Menurut seorang pakar pernikahan, Dr. Sari Dewi, “Proses persiapan pernikahan Jawa memang membutuhkan kesabaran dan ketelitian yang tinggi. Banyak hal yang harus dipersiapkan, mulai dari upacara adat hingga pemilihan tata rias yang sesuai dengan tradisi Jawa.”
Salah satu momen yang seringkali membuat stres adalah pemilihan busana adat. Calon pengantin harus memastikan busana yang dipilih sesuai dengan adat Jawa, mulai dari warna hingga motifnya. Hal ini bisa menjadi pusing jika tidak dilakukan dengan teliti.
Selain itu, proses negosiasi dengan keluarga juga bisa menjadi pemicu stres. “Seringkali calon pengantin harus mempertimbangkan keinginan kedua belah pihak keluarga dalam proses pernikahan. Ini bisa menjadi beban tersendiri bagi mereka,” kata Dr. Sari Dewi.
Tak hanya itu, persiapan dekorasi dan konsep pernikahan juga bisa membuat stres. Calon pengantin harus memastikan bahwa semua detail pernikahan sesuai dengan tema yang mereka inginkan. Hal ini membutuhkan waktu dan tenaga ekstra yang bisa membuat stres meningkat.

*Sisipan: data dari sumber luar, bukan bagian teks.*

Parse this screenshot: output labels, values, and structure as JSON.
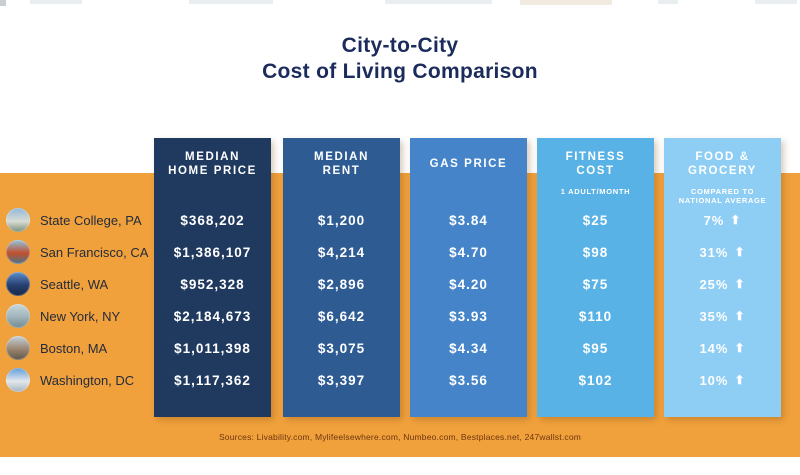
{
  "title": {
    "line1": "City-to-City",
    "line2": "Cost of Living Comparison"
  },
  "icons": {
    "up_arrow": "⬆"
  },
  "colors": {
    "background_band": "#f0a13c",
    "title_text": "#1b2b5b",
    "city_label_text": "#242b3d",
    "sources_text": "#6e3510",
    "column_text": "#ffffff"
  },
  "cities": [
    {
      "name": "State College, PA",
      "icon": "state-college-photo-icon",
      "icon_colors": [
        "#8fb8d8",
        "#d9dcd4",
        "#7c8f7a"
      ]
    },
    {
      "name": "San Francisco, CA",
      "icon": "golden-gate-bridge-photo-icon",
      "icon_colors": [
        "#8fc3e0",
        "#c0502c",
        "#49768f"
      ]
    },
    {
      "name": "Seattle, WA",
      "icon": "space-needle-photo-icon",
      "icon_colors": [
        "#5e8fd0",
        "#27406f",
        "#152848"
      ]
    },
    {
      "name": "New York, NY",
      "icon": "statue-of-liberty-photo-icon",
      "icon_colors": [
        "#c9d8de",
        "#9fb3b8",
        "#6f8a8f"
      ]
    },
    {
      "name": "Boston, MA",
      "icon": "boston-skyline-photo-icon",
      "icon_colors": [
        "#c3d3dc",
        "#9a8570",
        "#5f5648"
      ]
    },
    {
      "name": "Washington, DC",
      "icon": "capitol-photo-icon",
      "icon_colors": [
        "#5f9bd8",
        "#e3e8ec",
        "#a8b3bf"
      ]
    }
  ],
  "columns": [
    {
      "header_line1": "MEDIAN",
      "header_line2": "HOME PRICE",
      "subtitle_line1": "",
      "subtitle_line2": "",
      "color": "#20395f",
      "values": [
        "$368,202",
        "$1,386,107",
        "$952,328",
        "$2,184,673",
        "$1,011,398",
        "$1,117,362"
      ]
    },
    {
      "header_line1": "MEDIAN",
      "header_line2": "RENT",
      "subtitle_line1": "",
      "subtitle_line2": "",
      "color": "#2e5c92",
      "values": [
        "$1,200",
        "$4,214",
        "$2,896",
        "$6,642",
        "$3,075",
        "$3,397"
      ]
    },
    {
      "header_line1": "GAS PRICE",
      "header_line2": "",
      "subtitle_line1": "",
      "subtitle_line2": "",
      "color": "#4584c8",
      "values": [
        "$3.84",
        "$4.70",
        "$4.20",
        "$3.93",
        "$4.34",
        "$3.56"
      ]
    },
    {
      "header_line1": "FITNESS",
      "header_line2": "COST",
      "subtitle_line1": "1 ADULT/MONTH",
      "subtitle_line2": "",
      "color": "#58b2e6",
      "values": [
        "$25",
        "$98",
        "$75",
        "$110",
        "$95",
        "$102"
      ]
    },
    {
      "header_line1": "FOOD &",
      "header_line2": "GROCERY",
      "subtitle_line1": "COMPARED TO",
      "subtitle_line2": "NATIONAL AVERAGE",
      "color": "#8ecef5",
      "values": [
        "7%",
        "31%",
        "25%",
        "35%",
        "14%",
        "10%"
      ]
    }
  ],
  "footer": {
    "sources": "Sources: Livability.com, Mylifeelsewhere.com, Numbeo.com, Bestplaces.net, 247wallst.com"
  },
  "chart_data": {
    "type": "table",
    "title": "City-to-City Cost of Living Comparison",
    "categories": [
      "State College, PA",
      "San Francisco, CA",
      "Seattle, WA",
      "New York, NY",
      "Boston, MA",
      "Washington, DC"
    ],
    "series": [
      {
        "name": "Median Home Price",
        "values": [
          368202,
          1386107,
          952328,
          2184673,
          1011398,
          1117362
        ]
      },
      {
        "name": "Median Rent",
        "values": [
          1200,
          4214,
          2896,
          6642,
          3075,
          3397
        ]
      },
      {
        "name": "Gas Price",
        "values": [
          3.84,
          4.7,
          4.2,
          3.93,
          4.34,
          3.56
        ]
      },
      {
        "name": "Fitness Cost (1 adult/month)",
        "values": [
          25,
          98,
          75,
          110,
          95,
          102
        ]
      },
      {
        "name": "Food & Grocery vs national average (% above)",
        "values": [
          7,
          31,
          25,
          35,
          14,
          10
        ]
      }
    ],
    "legend_position": "none",
    "grid": false
  }
}
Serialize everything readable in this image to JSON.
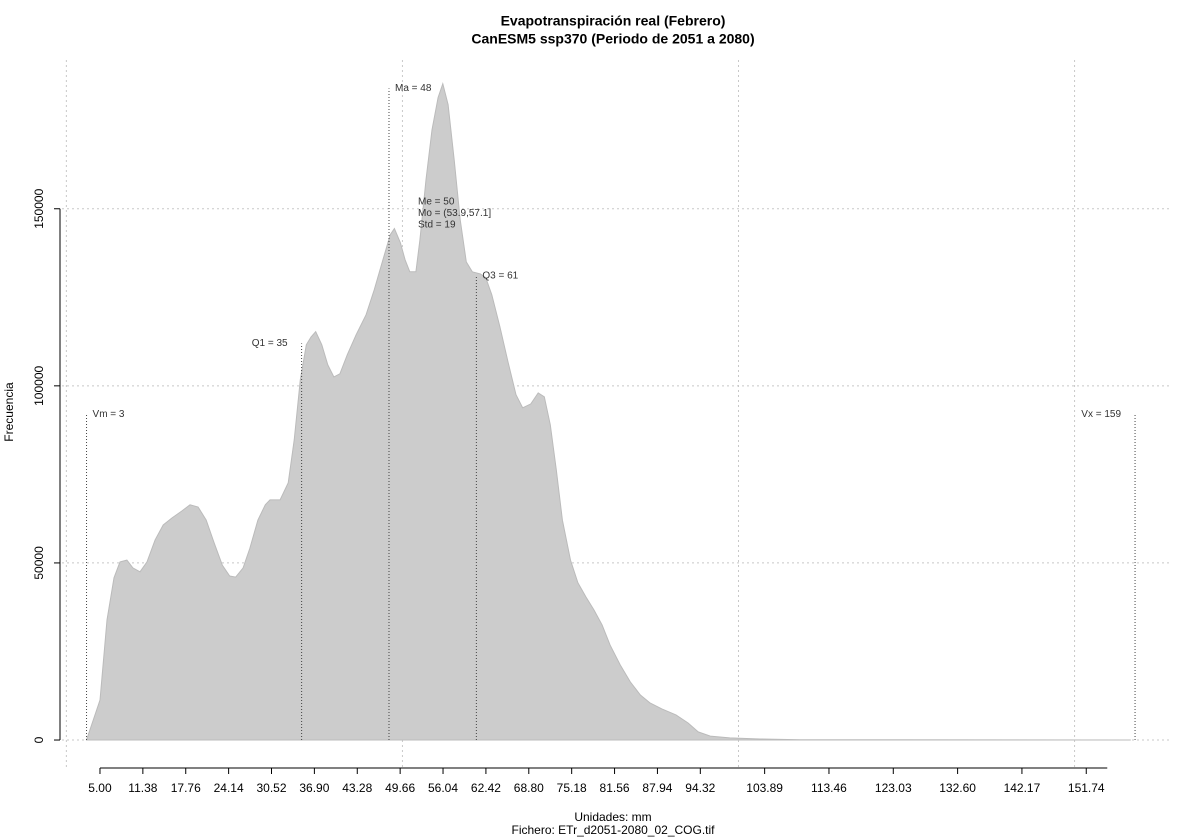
{
  "chart_data": {
    "type": "area",
    "title": "Evapotranspiración real (Febrero)",
    "subtitle": "CanESM5 ssp370 (Periodo de 2051 a 2080)",
    "xlabel": "Unidades: mm",
    "ylabel": "Frecuencia",
    "footnote": "Fichero: ETr_d2051-2080_02_COG.tif",
    "color": "#cccccc",
    "x": [
      3,
      5,
      6.04,
      7.08,
      7.98,
      9.0,
      9.9,
      10.95,
      12.0,
      13.2,
      14.4,
      15.7,
      17.2,
      18.4,
      19.6,
      20.8,
      22.0,
      23.2,
      24.3,
      25.2,
      26.3,
      27.3,
      28.5,
      29.6,
      30.3,
      31.8,
      33.0,
      33.9,
      34.8,
      35.7,
      36.4,
      37.1,
      38.0,
      38.9,
      39.8,
      40.7,
      41.8,
      43.1,
      44.6,
      45.8,
      47.0,
      48.2,
      48.8,
      49.7,
      50.4,
      51.1,
      52.0,
      52.6,
      53.5,
      54.4,
      55.3,
      56.0,
      56.8,
      57.7,
      58.6,
      59.5,
      60.4,
      61.6,
      62.4,
      63.3,
      64.5,
      65.7,
      66.9,
      67.9,
      69.1,
      70.2,
      71.1,
      72.0,
      72.9,
      73.8,
      75.0,
      76.1,
      77.3,
      78.5,
      79.7,
      80.9,
      82.4,
      83.9,
      85.4,
      86.8,
      88.6,
      90.7,
      92.5,
      94.0,
      95.8,
      98.7,
      103.2,
      109.2,
      124,
      158.3
    ],
    "values": [
      0,
      11300,
      33900,
      45800,
      50300,
      50800,
      48600,
      47500,
      50300,
      56500,
      60700,
      62700,
      64700,
      66400,
      65800,
      62100,
      55600,
      49400,
      46300,
      46000,
      48600,
      54200,
      62100,
      66400,
      67800,
      67800,
      72600,
      84700,
      101700,
      111600,
      113800,
      115300,
      111600,
      105900,
      102500,
      103400,
      108800,
      114400,
      120100,
      127100,
      135000,
      142700,
      144400,
      140400,
      135600,
      132200,
      132200,
      141200,
      158200,
      172300,
      181400,
      185300,
      179400,
      163800,
      146900,
      135000,
      132200,
      131600,
      130500,
      125700,
      116700,
      106800,
      97500,
      93800,
      94900,
      98000,
      96900,
      89000,
      76300,
      62100,
      50800,
      44400,
      40400,
      36700,
      32500,
      26800,
      21200,
      16400,
      12700,
      10500,
      8800,
      7100,
      4800,
      2300,
      1100,
      600,
      300,
      100,
      50,
      0
    ],
    "xlim": [
      -0.65,
      164.2
    ],
    "ylim": [
      -7900,
      192000
    ],
    "xticks": [
      {
        "value": 5,
        "label": "5.00"
      },
      11.38,
      17.76,
      24.14,
      30.52,
      {
        "value": 36.9,
        "label": "36.90"
      },
      43.28,
      49.66,
      56.04,
      62.42,
      {
        "value": 68.8,
        "label": "68.80"
      },
      75.18,
      81.56,
      87.94,
      94.32,
      103.89,
      113.46,
      123.03,
      {
        "value": 132.6,
        "label": "132.60"
      },
      142.17,
      151.74
    ],
    "yticks": [
      0,
      50000,
      100000,
      150000
    ],
    "xgrid": [
      0,
      50,
      100,
      150
    ],
    "grid": true,
    "stats": [
      {
        "label": "Vm = 3",
        "x": 3,
        "y": 92000
      },
      {
        "label": "Q1 = 35",
        "x": 35,
        "y": 112000
      },
      {
        "label": "Ma = 48",
        "x": 48,
        "y": 184000
      },
      {
        "label": "Q3 = 61",
        "x": 61,
        "y": 131000
      },
      {
        "label": "Vx = 159",
        "x": 159,
        "y": 92000
      }
    ],
    "notes": [
      "Me = 50",
      "Mo = (53.9,57.1]",
      "Std = 19"
    ]
  }
}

Namun, meskipun persiapan pernikahan Jawa seringkali membuat stres, Dr. Sari Dewi menyarankan agar calon pengantin tetap menjaga kesehatan mental mereka. “Penting untuk tetap tenang dan sabar dalam menghadapi proses persiapan pernikahan. Jangan biarkan stres mengganggu kebahagiaan Anda,” ujarnya.
Dengan kesabaran dan dukungan dari keluarga serta pasangan, diharapkan perjalanan persiapan pernikahan Jawa yang penuh stres bisa dijalani dengan lancar dan membawa kebahagiaan bagi kedua belah pihak.